DELAWARE, Ohio — She was seated as juror no. 8 in the Matheau Moore murder trial. The Westerville man was charged with killing his wife, Emily Noble, and staging her death to look like a suicide. Noble was reported missing in May 2020. Her body was found later that September in a wooded area near her home.
“I knew from day one I thought he was not guilty, and the prosecutors never changed my mind,” said Connie, who asked that her last name not be revealed. “I didn’t falter on how I felt, not for one minute.”
She said the first piece of evidence to convince her came during the first day of testimony. It was the body camera footage of Moore’s first encounter with Westerville police when an officer responded to his 911 call reporting his wife missing.
Connie said, on the video, Moore seemed cooperative and helpful and acted distraught about his wife’s disappearance. She felt he was not “putting on a show” and truly wanted to help.
“That was the beginning of it,” she said. “I thought this guy, I’m thinking not guilty. But I went in open-minded, hoping the prosecuting team would prove me wrong, show me something here, give me something. They didn’t have it. They had nothing.”

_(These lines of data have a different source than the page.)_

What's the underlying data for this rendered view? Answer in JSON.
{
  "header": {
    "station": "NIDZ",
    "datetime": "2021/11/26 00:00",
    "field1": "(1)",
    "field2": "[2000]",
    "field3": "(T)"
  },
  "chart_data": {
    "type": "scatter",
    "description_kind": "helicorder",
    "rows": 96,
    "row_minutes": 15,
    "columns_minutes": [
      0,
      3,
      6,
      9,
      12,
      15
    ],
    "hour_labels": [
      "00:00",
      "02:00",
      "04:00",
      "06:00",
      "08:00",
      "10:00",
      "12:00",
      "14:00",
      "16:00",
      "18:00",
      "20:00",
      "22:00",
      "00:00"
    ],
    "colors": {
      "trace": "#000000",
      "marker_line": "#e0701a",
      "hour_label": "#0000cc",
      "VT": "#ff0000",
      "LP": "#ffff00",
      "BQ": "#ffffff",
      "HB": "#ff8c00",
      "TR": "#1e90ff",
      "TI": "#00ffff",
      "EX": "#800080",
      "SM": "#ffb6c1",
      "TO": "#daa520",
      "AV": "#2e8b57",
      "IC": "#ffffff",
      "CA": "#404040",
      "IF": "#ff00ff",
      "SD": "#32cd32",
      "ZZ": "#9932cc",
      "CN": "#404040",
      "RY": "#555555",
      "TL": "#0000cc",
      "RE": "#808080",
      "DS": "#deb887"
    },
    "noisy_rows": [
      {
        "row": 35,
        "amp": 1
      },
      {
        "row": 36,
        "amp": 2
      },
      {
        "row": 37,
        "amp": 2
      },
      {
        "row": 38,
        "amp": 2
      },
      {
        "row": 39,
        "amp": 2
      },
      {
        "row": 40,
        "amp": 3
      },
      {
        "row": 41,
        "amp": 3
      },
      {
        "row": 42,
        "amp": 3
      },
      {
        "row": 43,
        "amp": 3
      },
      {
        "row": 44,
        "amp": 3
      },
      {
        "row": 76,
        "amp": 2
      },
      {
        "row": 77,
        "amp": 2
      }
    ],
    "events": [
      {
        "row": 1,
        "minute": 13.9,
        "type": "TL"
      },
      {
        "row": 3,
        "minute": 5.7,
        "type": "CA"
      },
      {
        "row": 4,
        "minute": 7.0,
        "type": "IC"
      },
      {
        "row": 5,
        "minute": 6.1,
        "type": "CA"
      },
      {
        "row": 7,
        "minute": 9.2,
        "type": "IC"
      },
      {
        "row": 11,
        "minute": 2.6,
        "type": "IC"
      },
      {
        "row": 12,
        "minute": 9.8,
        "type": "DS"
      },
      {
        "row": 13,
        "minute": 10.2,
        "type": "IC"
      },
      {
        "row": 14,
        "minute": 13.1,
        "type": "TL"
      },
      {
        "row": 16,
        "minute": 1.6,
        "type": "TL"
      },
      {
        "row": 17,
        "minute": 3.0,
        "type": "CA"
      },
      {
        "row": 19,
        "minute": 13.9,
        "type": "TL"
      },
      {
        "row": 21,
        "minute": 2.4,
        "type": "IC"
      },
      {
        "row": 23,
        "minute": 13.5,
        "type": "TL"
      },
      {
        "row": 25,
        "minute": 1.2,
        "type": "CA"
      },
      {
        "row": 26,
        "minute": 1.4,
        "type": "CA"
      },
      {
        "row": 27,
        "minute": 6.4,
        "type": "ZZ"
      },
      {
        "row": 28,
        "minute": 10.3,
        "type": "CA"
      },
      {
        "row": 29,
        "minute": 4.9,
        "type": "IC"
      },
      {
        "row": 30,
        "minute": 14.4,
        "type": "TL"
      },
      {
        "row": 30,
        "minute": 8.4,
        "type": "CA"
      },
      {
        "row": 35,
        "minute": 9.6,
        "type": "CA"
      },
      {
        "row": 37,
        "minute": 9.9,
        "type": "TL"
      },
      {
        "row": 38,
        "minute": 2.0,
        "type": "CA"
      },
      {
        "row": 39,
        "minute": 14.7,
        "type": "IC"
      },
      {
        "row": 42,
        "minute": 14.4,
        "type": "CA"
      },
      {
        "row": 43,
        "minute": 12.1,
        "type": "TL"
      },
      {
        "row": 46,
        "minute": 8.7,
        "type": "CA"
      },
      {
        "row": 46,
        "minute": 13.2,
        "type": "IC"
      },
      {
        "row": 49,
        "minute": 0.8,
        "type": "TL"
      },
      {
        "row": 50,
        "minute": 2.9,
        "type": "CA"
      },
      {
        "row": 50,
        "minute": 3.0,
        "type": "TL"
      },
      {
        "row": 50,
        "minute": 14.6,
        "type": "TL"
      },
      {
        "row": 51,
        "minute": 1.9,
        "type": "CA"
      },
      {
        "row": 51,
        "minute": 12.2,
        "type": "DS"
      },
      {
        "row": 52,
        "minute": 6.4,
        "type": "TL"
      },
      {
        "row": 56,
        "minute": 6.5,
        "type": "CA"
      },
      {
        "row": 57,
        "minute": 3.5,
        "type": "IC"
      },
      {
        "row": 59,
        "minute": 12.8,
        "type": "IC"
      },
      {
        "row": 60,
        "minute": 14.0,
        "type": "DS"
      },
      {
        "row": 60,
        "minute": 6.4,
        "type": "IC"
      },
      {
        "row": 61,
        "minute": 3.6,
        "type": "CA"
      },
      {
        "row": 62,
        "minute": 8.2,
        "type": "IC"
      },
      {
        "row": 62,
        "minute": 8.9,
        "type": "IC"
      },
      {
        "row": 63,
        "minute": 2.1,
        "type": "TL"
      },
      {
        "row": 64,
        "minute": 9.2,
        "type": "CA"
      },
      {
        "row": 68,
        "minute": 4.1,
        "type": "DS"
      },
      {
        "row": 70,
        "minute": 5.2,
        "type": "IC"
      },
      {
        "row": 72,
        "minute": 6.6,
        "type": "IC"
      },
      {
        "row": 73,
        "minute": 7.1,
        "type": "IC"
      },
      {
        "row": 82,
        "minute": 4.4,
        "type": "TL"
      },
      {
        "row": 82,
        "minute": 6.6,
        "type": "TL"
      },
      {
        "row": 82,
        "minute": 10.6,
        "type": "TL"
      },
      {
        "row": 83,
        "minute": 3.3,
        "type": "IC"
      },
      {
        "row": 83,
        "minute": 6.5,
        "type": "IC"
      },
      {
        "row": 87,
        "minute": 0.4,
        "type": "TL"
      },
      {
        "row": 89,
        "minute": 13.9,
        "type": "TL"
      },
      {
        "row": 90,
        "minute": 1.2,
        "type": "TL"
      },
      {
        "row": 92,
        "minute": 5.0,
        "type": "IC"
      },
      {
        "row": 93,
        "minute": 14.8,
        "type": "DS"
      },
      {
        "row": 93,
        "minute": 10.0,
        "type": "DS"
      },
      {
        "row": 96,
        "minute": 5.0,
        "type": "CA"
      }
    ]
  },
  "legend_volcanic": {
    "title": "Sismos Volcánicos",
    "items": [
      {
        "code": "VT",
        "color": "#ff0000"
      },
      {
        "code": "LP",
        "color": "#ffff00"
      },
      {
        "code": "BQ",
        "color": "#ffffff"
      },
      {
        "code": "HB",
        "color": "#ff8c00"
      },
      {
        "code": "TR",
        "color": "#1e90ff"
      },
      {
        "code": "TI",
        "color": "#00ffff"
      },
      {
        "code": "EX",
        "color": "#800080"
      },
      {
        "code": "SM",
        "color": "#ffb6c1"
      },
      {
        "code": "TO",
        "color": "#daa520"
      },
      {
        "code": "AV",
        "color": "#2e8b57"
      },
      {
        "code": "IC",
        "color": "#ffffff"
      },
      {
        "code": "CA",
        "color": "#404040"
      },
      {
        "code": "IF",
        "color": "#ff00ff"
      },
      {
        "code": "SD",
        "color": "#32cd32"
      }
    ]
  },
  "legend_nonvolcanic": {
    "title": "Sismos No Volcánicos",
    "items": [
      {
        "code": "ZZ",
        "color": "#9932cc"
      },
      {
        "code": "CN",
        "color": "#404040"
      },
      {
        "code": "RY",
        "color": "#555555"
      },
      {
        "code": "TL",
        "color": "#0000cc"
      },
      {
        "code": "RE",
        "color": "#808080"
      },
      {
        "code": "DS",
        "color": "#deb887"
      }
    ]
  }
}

Moore said she was not convinced by Moore’s interview with detectives, which showed him referencing his wife in the past tense and mentioning suicide several times. She was not convinced by Dr. Bill Smock, who testified that Noble’s neck injuries could not have been caused by suicide and had to be murder. She was not convinced by the couple’s text message and testimony from friends showing the couple’s marriage was in trouble. Nothing could convince her that Moore was guilty.
“I just will never believe he killed his wife,” she said. “Is it possible that someone else did? Absolutely. And then I think, maybe she did commit suicide. She’s had a lot of sadness in her life. And I feel for Emily, too. She certainly deserves justice. Her family certainly deserves to put her to rest.”
Connie does not believe a random stranger could have killed Noble. But she does believe someone else close to Noble could have.
All she does know for sure is that she feels confident in the jury’s decision. She said, almost from the get-go, every juror was ready to find Moore not guilty. She said not a single juror ever was pushing for a guilty verdict.
“I’ll go to my grave knowing I made the right decision,” she said. “And I will always think of Matt Moore and hope he’s got a bright future and is happy and can move on from this because it changed his life, financially, mentally, everything, you know. I hope he opens a door of opportunity and can be happy again.”